As one of the key concepts of the CSCs hypothesis is that tumour progression is driven by the accumulation of mutations in CSCs, and it is well known that imatinib resistance is due to selective drug pressure leading to the survival of resistant clones, the latter are expected to have a different and possibly more stem-cell oriented FC profile. It is also expected that the presence of resistant clones (not targeted by imatinib) will be highlighted by FC and characterized by a “bimodal” antigen fluorescence pattern (i.e., CD133, CD90, CD44, or CD34); however, we found that imatinib-treated GISTs with primary c-kit Exon 11 mutations or secondary c-kit mutations retained a “unimodal” pattern that was similar to that observed in the untreated samples. Nevertheless, there was a trend toward reduced KIT, CD133, and CD90 expression, and increased CD34 expression in the treated GISTs harboring primary c-kit Exon 11 mutations alone, which suggests that the primitive FC profile may be modulated by treatment. On the basis of gene expression (5), it cannot be excluded that anatomical location (stomach vs. small bowel) may have an effect on FC profile modulation but the expression/activation of KIT and its downstream targets is maintained in responsive GISTs, albeit at a decreased level (32), which supports the persistence of KIT addiction in differently located tumors. Furthermore, the increased KIT expression/activation and increased CD133 expression observed in the two samples harboring primary c-kit Exon 11 mutations derived from imatinib-responding GIST tissue that were engrafted into CD-1 Nu/Nu mice (and thus mirroring imatinib discontinuation) suggest that the effects of imatinib are reversible, and that GIST cells may revert to their primitive profile when the drug is withdrawn.

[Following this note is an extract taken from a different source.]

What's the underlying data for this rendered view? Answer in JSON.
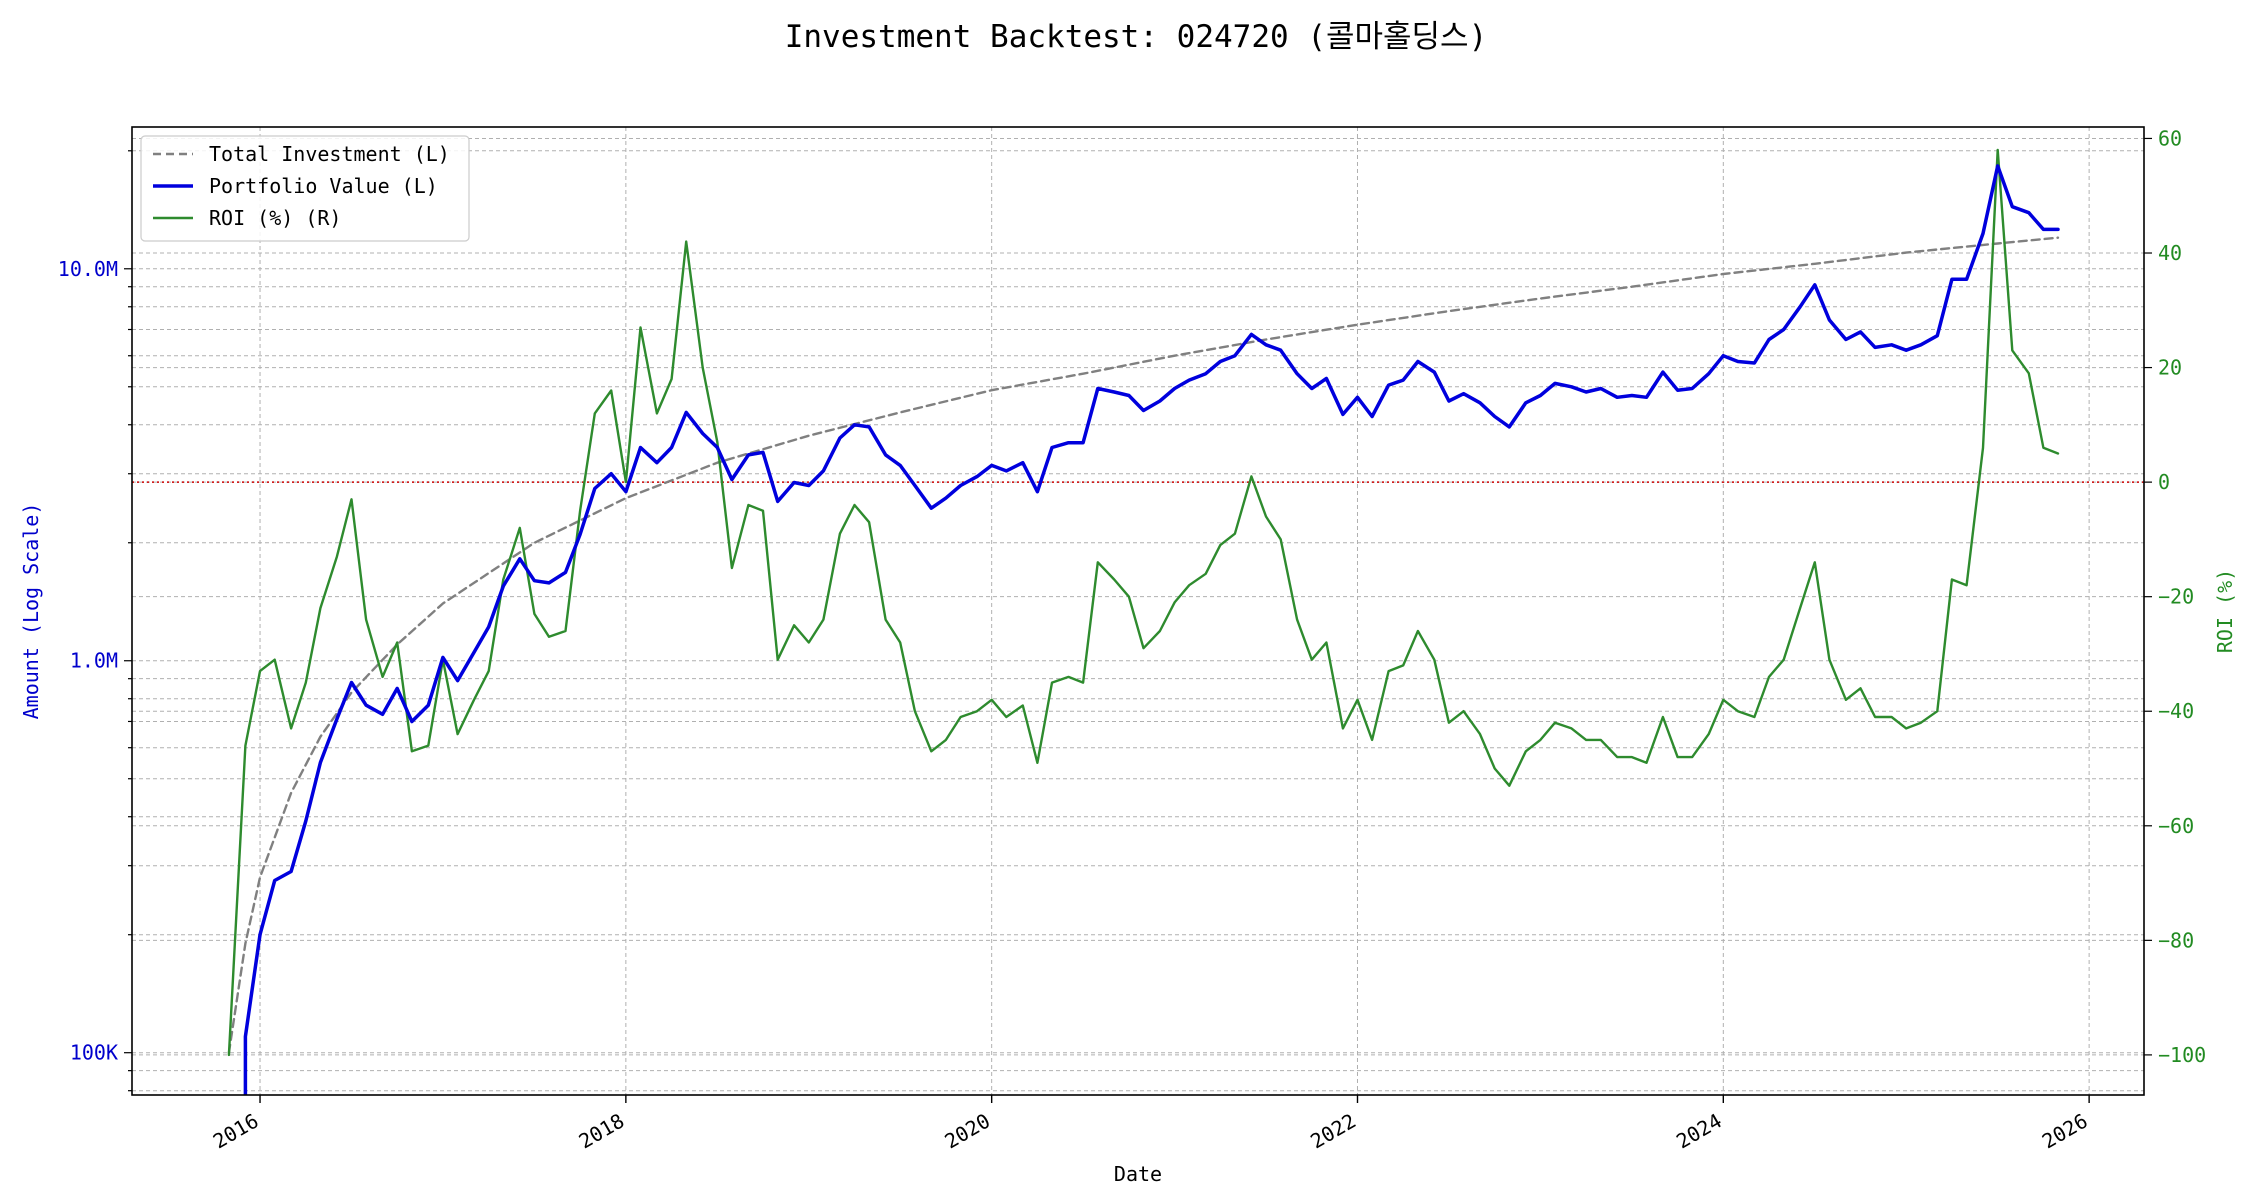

In terms of secondary c-kit mutations, all of the evaluated antigens showed a unimodal distribution coupled with low KIT expression. Interestingly, two out of three samples showed high CD90 expression, which further underlined the primitive nature of the GISTs.

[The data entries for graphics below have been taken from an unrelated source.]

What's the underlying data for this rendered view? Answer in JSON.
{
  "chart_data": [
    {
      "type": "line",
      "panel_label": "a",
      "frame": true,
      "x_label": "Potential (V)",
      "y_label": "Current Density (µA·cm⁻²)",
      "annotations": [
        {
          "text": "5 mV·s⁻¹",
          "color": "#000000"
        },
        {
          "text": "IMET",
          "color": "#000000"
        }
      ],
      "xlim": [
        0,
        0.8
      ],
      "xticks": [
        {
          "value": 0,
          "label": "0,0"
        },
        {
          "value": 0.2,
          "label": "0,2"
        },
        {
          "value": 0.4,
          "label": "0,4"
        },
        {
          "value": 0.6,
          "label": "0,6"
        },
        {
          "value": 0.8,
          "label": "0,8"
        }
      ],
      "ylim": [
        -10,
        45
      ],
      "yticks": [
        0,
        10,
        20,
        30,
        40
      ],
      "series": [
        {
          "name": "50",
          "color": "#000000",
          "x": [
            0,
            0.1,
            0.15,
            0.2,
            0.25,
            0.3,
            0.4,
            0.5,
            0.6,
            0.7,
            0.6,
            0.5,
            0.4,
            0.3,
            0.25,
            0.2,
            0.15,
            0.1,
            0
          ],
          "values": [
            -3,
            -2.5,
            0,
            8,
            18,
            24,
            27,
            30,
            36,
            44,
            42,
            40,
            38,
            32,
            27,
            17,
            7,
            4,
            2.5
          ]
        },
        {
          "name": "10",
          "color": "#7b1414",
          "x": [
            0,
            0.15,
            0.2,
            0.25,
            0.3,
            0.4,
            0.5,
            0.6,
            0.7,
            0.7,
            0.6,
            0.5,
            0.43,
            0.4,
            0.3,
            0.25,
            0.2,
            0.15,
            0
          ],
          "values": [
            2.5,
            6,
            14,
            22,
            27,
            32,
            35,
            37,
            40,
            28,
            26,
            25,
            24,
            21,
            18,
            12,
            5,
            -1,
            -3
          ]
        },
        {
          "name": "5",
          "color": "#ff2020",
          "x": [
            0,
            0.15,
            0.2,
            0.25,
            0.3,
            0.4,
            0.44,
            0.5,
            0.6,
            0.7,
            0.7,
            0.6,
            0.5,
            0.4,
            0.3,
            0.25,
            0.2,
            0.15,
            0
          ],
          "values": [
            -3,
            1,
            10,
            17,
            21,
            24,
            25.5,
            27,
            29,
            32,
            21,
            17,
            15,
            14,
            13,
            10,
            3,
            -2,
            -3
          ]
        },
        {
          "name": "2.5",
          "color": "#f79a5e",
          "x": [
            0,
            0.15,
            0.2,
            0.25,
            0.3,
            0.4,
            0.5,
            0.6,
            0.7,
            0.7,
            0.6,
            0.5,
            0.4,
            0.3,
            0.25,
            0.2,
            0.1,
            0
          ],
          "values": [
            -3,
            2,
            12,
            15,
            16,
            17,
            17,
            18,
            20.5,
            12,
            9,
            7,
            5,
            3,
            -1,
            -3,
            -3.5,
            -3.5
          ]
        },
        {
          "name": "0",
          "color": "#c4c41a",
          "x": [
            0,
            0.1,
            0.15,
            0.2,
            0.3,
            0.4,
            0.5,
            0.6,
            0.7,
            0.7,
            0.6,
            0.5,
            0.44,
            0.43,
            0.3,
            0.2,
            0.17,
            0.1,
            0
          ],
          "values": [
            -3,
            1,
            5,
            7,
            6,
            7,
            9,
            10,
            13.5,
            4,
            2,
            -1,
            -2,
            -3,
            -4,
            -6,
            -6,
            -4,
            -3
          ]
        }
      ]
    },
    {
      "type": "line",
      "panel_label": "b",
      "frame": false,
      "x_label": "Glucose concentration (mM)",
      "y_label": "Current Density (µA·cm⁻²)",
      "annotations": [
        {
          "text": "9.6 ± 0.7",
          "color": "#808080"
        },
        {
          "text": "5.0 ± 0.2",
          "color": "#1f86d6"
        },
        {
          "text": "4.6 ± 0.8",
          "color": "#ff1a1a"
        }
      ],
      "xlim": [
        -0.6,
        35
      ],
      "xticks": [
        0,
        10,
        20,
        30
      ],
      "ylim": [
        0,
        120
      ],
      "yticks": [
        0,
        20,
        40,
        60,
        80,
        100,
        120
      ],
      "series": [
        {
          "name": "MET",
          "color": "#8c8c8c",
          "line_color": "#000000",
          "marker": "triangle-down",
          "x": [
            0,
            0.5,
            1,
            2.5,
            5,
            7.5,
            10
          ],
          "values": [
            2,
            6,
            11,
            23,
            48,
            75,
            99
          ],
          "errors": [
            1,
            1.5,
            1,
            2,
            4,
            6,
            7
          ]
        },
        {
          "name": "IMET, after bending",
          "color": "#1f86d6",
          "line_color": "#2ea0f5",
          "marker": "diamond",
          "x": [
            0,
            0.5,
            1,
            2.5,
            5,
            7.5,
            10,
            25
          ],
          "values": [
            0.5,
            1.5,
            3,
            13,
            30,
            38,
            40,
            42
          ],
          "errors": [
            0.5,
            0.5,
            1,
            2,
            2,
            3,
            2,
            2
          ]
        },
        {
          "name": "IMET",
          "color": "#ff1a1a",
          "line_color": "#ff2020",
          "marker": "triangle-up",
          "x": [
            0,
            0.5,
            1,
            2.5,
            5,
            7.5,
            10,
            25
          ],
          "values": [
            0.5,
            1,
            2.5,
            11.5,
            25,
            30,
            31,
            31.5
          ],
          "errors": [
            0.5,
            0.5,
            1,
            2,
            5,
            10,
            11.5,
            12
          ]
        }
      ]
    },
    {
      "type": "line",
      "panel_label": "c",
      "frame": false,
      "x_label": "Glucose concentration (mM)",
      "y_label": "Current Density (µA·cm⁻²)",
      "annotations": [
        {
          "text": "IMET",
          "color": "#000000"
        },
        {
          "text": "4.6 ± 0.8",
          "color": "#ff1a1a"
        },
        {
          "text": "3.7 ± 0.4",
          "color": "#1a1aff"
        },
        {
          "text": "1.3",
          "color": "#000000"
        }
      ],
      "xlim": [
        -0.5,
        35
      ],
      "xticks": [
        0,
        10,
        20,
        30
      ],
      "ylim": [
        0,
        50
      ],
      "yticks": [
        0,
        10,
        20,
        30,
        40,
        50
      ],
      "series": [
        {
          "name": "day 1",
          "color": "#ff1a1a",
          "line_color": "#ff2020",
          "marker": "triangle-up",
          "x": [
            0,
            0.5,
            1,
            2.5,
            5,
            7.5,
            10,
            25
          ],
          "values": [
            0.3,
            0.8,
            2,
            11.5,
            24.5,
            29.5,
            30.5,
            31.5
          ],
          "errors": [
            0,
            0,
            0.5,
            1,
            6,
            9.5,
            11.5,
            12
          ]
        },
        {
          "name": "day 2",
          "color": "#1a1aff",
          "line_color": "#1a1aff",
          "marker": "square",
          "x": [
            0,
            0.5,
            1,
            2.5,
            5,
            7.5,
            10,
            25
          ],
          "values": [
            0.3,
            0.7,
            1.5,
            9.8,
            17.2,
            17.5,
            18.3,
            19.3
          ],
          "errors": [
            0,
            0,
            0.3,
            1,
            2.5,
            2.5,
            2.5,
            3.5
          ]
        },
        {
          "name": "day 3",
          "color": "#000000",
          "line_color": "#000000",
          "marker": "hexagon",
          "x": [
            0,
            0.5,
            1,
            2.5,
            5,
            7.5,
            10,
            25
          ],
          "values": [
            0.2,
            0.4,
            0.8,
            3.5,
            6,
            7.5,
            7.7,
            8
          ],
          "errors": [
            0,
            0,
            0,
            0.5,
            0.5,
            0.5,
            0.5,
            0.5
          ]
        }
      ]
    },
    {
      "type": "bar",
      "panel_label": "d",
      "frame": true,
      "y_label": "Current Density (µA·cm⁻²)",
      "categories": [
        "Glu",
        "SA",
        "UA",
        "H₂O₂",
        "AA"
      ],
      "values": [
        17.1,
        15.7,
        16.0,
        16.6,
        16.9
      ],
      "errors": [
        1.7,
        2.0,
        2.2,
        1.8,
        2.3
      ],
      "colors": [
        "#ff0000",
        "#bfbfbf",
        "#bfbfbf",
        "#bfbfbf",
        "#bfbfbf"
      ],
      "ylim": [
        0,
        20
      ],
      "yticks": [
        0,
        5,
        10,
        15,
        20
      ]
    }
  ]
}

Taken together our findings support the idea that secondary mutations may represent the clonal evolution of “common” tumoral cells (31, 33, 34) rather than the selection of the CSCs since no variation in the FC profile of GIST was observed also after Imatinib treatment. Clones harboring primary and secondary c-kit mutations might be present at the time of tumor onset or might develop during imatinib treatment but remain hidden by a sort of “ frozen shared FC profile” driven by KIT activation which characterizes all the tumoral cells (KIT oncogene addiction).
It is important to point out that, on the basis of published data indicating that KIT signaling is essential for the development of Cajal interstitial cells (35), we evaluated the expression of CD133, CD90, CD44, and CD34 in KIT-positive cells. However, we cannot exclude the possibility that a minor sub-population of GIST CSCs that are KIT negative or express only low levels of KIT survive the inhibition of critical oncogenic pathways, and may have escaped this immunological gate (36).

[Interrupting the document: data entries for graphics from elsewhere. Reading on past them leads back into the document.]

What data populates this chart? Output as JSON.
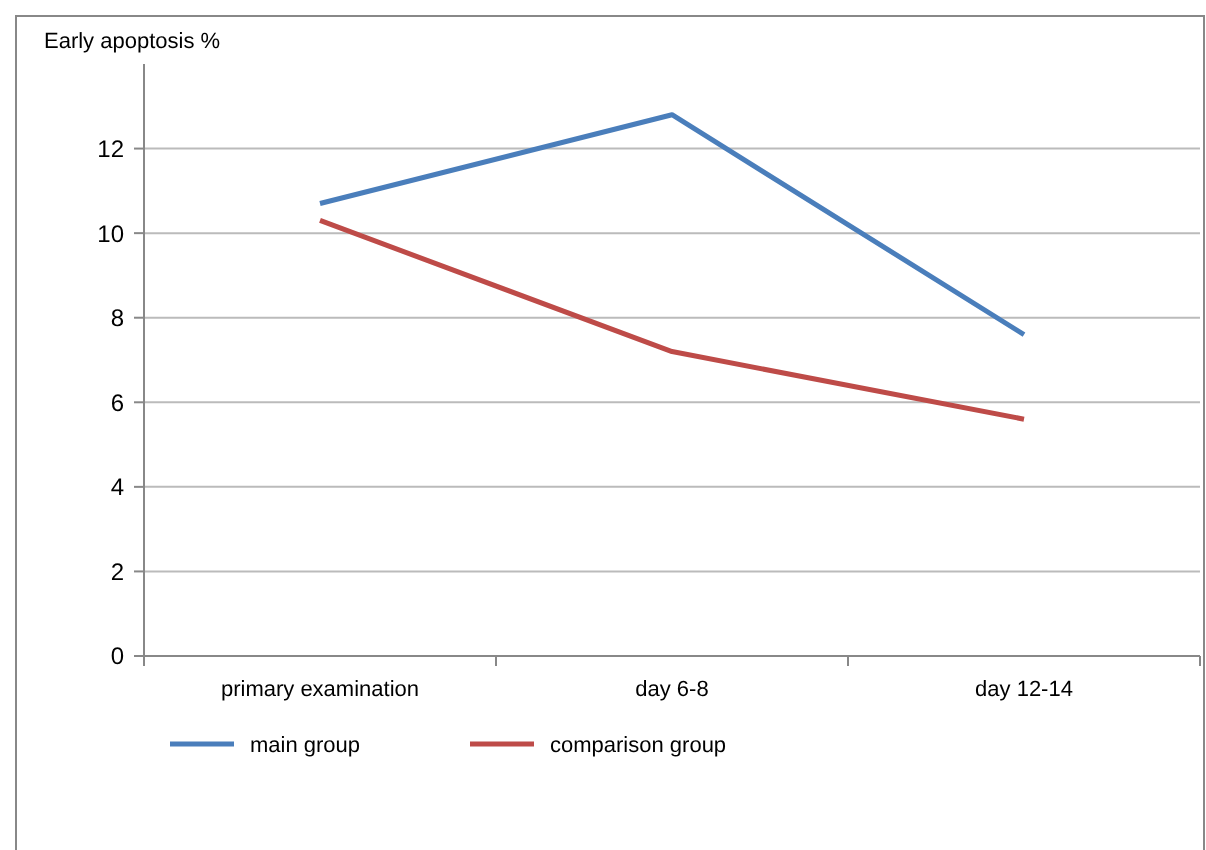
{
  "chart_data": {
    "type": "line",
    "ylabel": "Early apoptosis %",
    "categories": [
      "primary examination",
      "day 6-8",
      "day 12-14"
    ],
    "series": [
      {
        "name": "main group",
        "color": "#4a7ebb",
        "values": [
          10.7,
          12.8,
          7.6
        ]
      },
      {
        "name": "comparison group",
        "color": "#be4b48",
        "values": [
          10.3,
          7.2,
          5.6
        ]
      }
    ],
    "ylim": [
      0,
      14
    ],
    "yticks": [
      0,
      2,
      4,
      6,
      8,
      10,
      12
    ],
    "grid": "y",
    "legend": "bottom left",
    "marker": "none",
    "line_style": "solid"
  }
}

In conclusion, our findings suggest that naïve KIT Exon 11-mutated and wild-type GISTs consist of homogeneous and primitive cells with a stem cell-like profile (CD133, CD90, CD44, and CD34), and that their imatinib resistance may be due to time-dependent clonal evolution closely related to KIT expression. However, these findings were obtained in a limited number of c-kit Exon 11-mutated GISTs and require further studies, possibly including GISTs with other genotypes.
The authors are grateful to Doctor Bruno Brando for his guidance and support. The authors declare that they have no financial, professional, or personal conflict of interest.